French TotalEnergies’ LNG project in Mozambique has been sidelined by the insurrection. Eni’s Italian FLNG Coral-Sul is safe from the severe flashpoint and on track to help serve Europe, with BP having already signed a deal to buy all production for 20 years from the Coral project -Sul of 7 billion, designed to produce 3.4 million tons of LNG.
The Italian company is already planning a second floating export platform in the southern African country which could be completed in less than four years. But nothing is certain here.
At the heart of the insurgency, TotalEnergies announced plans to resume its huge $20 billion project towards the end of the year, with the terminal expected to produce 13.1 million tonnes of LNG per year.
That is, if it ever overtakes the insurrection that led to a declaration of force majeure. The project hopes to restart in the first half of next year.
Optimism is there, despite everything. ExxonMobil says it will make a final decision on an even bigger project in the near future.
Meanwhile, the European Union has planned to increase its financial support fivefold to $15 million to fight militants near Mozambique’s gas projects.
The EU has already pledged to provide the country’s military with additional financial support of €45 million ($45 million) and has so far granted a SADC mission in the country 2, 9 million euros of financing.
In the near term, Europe is making progress in filling its gas storage and is now nine weeks ahead of where it was this time last year, although it has been expensive.
Gas storage levels in Europe are over 70%, and even above the 5-year average, according to data from Gas Infrastructure Europe (GIE).

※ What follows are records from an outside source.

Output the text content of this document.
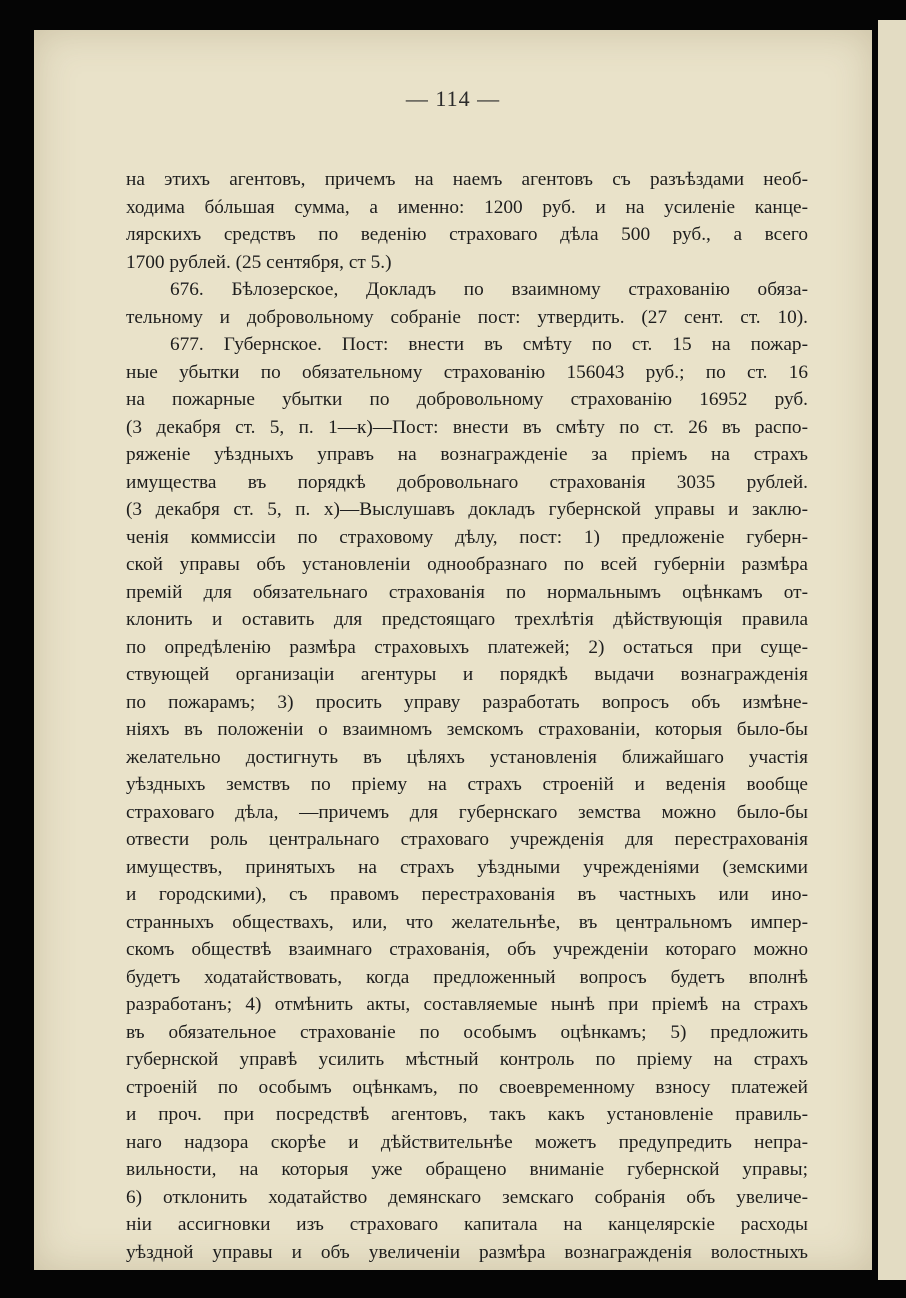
— 114 —
на этихъ агентовъ, причемъ на наемъ агентовъ съ разъѣздами необ-
ходима бóльшая сумма, а именно: 1200 руб. и на усиленіе канце-
лярскихъ средствъ по веденію страховаго дѣла 500 руб., а всего
1700 рублей. (25 сентября, ст 5.)
676. Бѣлозерское, Докладъ по взаимному страхованію обяза-
тельному и добровольному собраніе пост: утвердить. (27 сент. ст. 10).
677. Губернское. Пост: внести въ смѣту по ст. 15 на пожар-
ные убытки по обязательному страхованію 156043 руб.; по ст. 16
на пожарные убытки по добровольному страхованію 16952 руб.
(3 декабря ст. 5, п. 1—к)—Пост: внести въ смѣту по ст. 26 въ распо-
ряженіе уѣздныхъ управъ на вознагражденіе за пріемъ на страхъ
имущества въ порядкѣ добровольнаго страхованія 3035 рублей.
(3 декабря ст. 5, п. х)—Выслушавъ докладъ губернской управы и заклю-
ченія коммиссіи по страховому дѣлу, пост: 1) предложеніе губерн-
ской управы объ установленіи однообразнаго по всей губерніи размѣра
премій для обязательнаго страхованія по нормальнымъ оцѣнкамъ от-
клонить и оставить для предстоящаго трехлѣтія дѣйствующія правила
по опредѣленію размѣра страховыхъ платежей; 2) остаться при суще-
ствующей организаціи агентуры и порядкѣ выдачи вознагражденія
по пожарамъ; 3) просить управу разработать вопросъ объ измѣне-
ніяхъ въ положеніи о взаимномъ земскомъ страхованіи, которыя было-бы
желательно достигнуть въ цѣляхъ установленія ближайшаго участія
уѣздныхъ земствъ по пріему на страхъ строеній и веденія вообще
страховаго дѣла, —причемъ для губернскаго земства можно было-бы
отвести роль центральнаго страховаго учрежденія для перестрахованія
имуществъ, принятыхъ на страхъ уѣздными учрежденіями (земскими
и городскими), съ правомъ перестрахованія въ частныхъ или ино-
странныхъ обществахъ, или, что желательнѣе, въ центральномъ импер-
скомъ обществѣ взаимнаго страхованія, объ учрежденіи котораго можно
будетъ ходатайствовать, когда предложенный вопросъ будетъ вполнѣ
разработанъ; 4) отмѣнить акты, составляемые нынѣ при пріемѣ на страхъ
въ обязательное страхованіе по особымъ оцѣнкамъ; 5) предложить
губернской управѣ усилить мѣстный контроль по пріему на страхъ
строеній по особымъ оцѣнкамъ, по своевременному взносу платежей
и проч. при посредствѣ агентовъ, такъ какъ установленіе правиль-
наго надзора скорѣе и дѣйствительнѣе можетъ предупредить непра-
вильности, на которыя уже обращено вниманіе губернской управы;
6) отклонить ходатайство демянскаго земскаго собранія объ увеличе-
ніи ассигновки изъ страховаго капитала на канцелярскіе расходы
уѣздной управы и объ увеличеніи размѣра вознагражденія волостныхъ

By November 1, the EU will likely reach 80% of its natural gas storage capacity, just in time for peak winter demand. Germany is even aiming for a capacity of 95%, and is already at 85%.
“The EU has already exceeded its September 1 interim fill target in early July and is still on track to meet the November 1 target,” Jacob Mandel, senior commodity partner at Aurora Energy, told Reuters. Research.

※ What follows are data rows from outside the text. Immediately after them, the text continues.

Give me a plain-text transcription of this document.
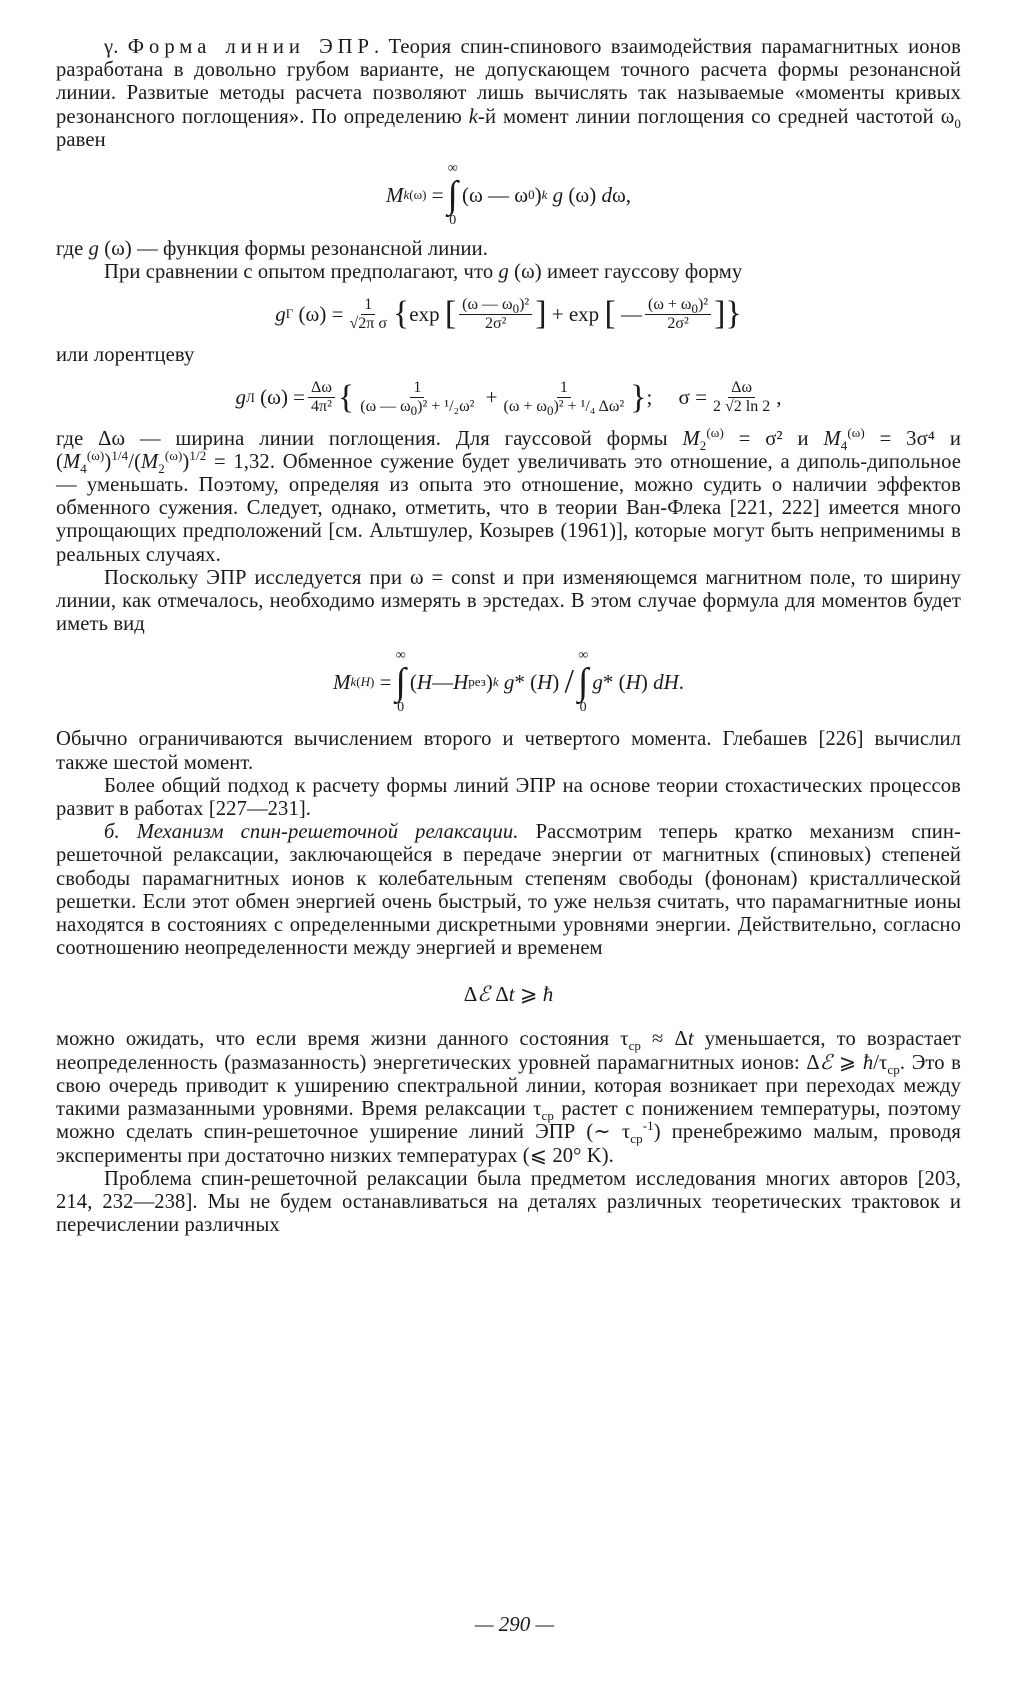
γ. Форма линии ЭПР. Теория спин-спинового взаимодействия парамагнитных ионов разработана в довольно грубом варианте, не допускающем точного расчета формы резонансной линии. Развитые методы расчета позволяют лишь вычислять так называемые «моменты кривых резонансного поглощения». По определению k-й момент линии поглощения со средней частотой $\omega_0$ равен

M k (ω) =
∞
∫
0
(ω — ω 0 ) k
g (ω) d ω,

где g (ω) — функция формы резонансной линии.

При сравнении с опытом предполагают, что g (ω) имеет гауссову форму

g Г $(\omega) = \frac{1}{\text{√2π σ}}$ { exp [ $\frac{(\omega — \omega_0)^2}{\text{2σ²}}$ ] + exp [ — $\frac{(\omega + \omega_0)^2}{\text{2σ²}}$ ]}

или лорентцеву

g Л $(\omega) = \frac{\Delta\omega}{\text{4π²}}$ { $\frac{1}{(\omega — \omega_0)^2 + ^1/_2\omega^2} + \frac{1}{(\omega + \omega_0)^2 + ^1/_4 \Delta\omega^2}$ } ;     $\sigma = \frac{\Delta\omega}{2 √2 \ln 2}$ ,

где Δω — ширина линии поглощения. Для гауссовой формы $M_2^{(\omega)} = \sigma^2$ и $M_4^{(\omega)} = 3\sigma^4$ и $(M_4^{(\omega)})^{1/4}/(M_2^{(\omega)})^{1/2} = 1,32$. Обменное сужение будет увеличивать это отношение, а диполь-дипольное — уменьшать. Поэтому, определяя из опыта это отношение, можно судить о наличии эффектов обменного сужения. Следует, однако, отметить, что в теории Ван-Флека [221, 222] имеется много упрощающих предположений [см. Альтшулер, Козырев (1961)], которые могут быть неприменимы в реальных случаях.

Поскольку ЭПР исследуется при ω = const и при изменяющемся магнитном поле, то ширину линии, как отмечалось, необходимо измерять в эрстедах. В этом случае формула для моментов будет иметь вид

M k (H) =
∞
∫
0
( H — H рез ) k
g * ( H ) /
∞
∫
0
g * ( H ) dH .

Обычно ограничиваются вычислением второго и четвертого момента. Глебашев [226] вычислил также шестой момент.

Более общий подход к расчету формы линий ЭПР на основе теории стохастических процессов развит в работах [227—231].

б. Механизм спин-решеточной релаксации. Рассмотрим теперь кратко механизм спин-решеточной релаксации, заключающейся в передаче энергии от магнитных (спиновых) степеней свободы парамагнитных ионов к колебательным степеням свободы (фононам) кристаллической решетки. Если этот обмен энергией очень быстрый, то уже нельзя считать, что парамагнитные ионы находятся в состояниях с определенными дискретными уровнями энергии. Действительно, согласно соотношению неопределенности между энергией и временем

Δ ℰ Δ t ⩾ ħ

можно ожидать, что если время жизни данного состояния $\tau_{ср} \approx \Delta t$ уменьшается, то возрастает неопределенность (размазанность) энергетических уровней парамагнитных ионов: Δℰ ⩾ $ħ/\tau_{ср}$. Это в свою очередь приводит к уширению спектральной линии, которая возникает при переходах между такими размазанными уровнями. Время релаксации $\tau_{ср}$ растет с понижением температуры, поэтому можно сделать спин-решеточное уширение линий ЭПР (∼ $\tau_{ср}^{-1}$) пренебрежимо малым, проводя эксперименты при достаточно низких температурах (⩽ 20° K).

Проблема спин-решеточной релаксации была предметом исследования многих авторов [203, 214, 232—238]. Мы не будем останавливаться на деталях различных теоретических трактовок и перечислении различных

— 290 —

Indeed, analysts at Standard Chartered Plc say President Vladimir Putin’s gas weapon will indeed be blunted by stockpiling, with Europe poised to winter “comfortably” without Russian gas.
However, this poses two different problems: firstly, Europe will have to pay a heavy price, the cost of replenishing natural gas stocks is estimated at more than 50 billion euros (51 billion dollars), 10 times more than the historical average filling of the reservoirs before winter; Second, the block cannot survive on storage alone, unless it drastically reduces its consumption for the winter.
Europe, as it is, is vulnerable on all energy fronts, and if it’s not geopolitics and insurgency, it’s Mother Nature at her wildest.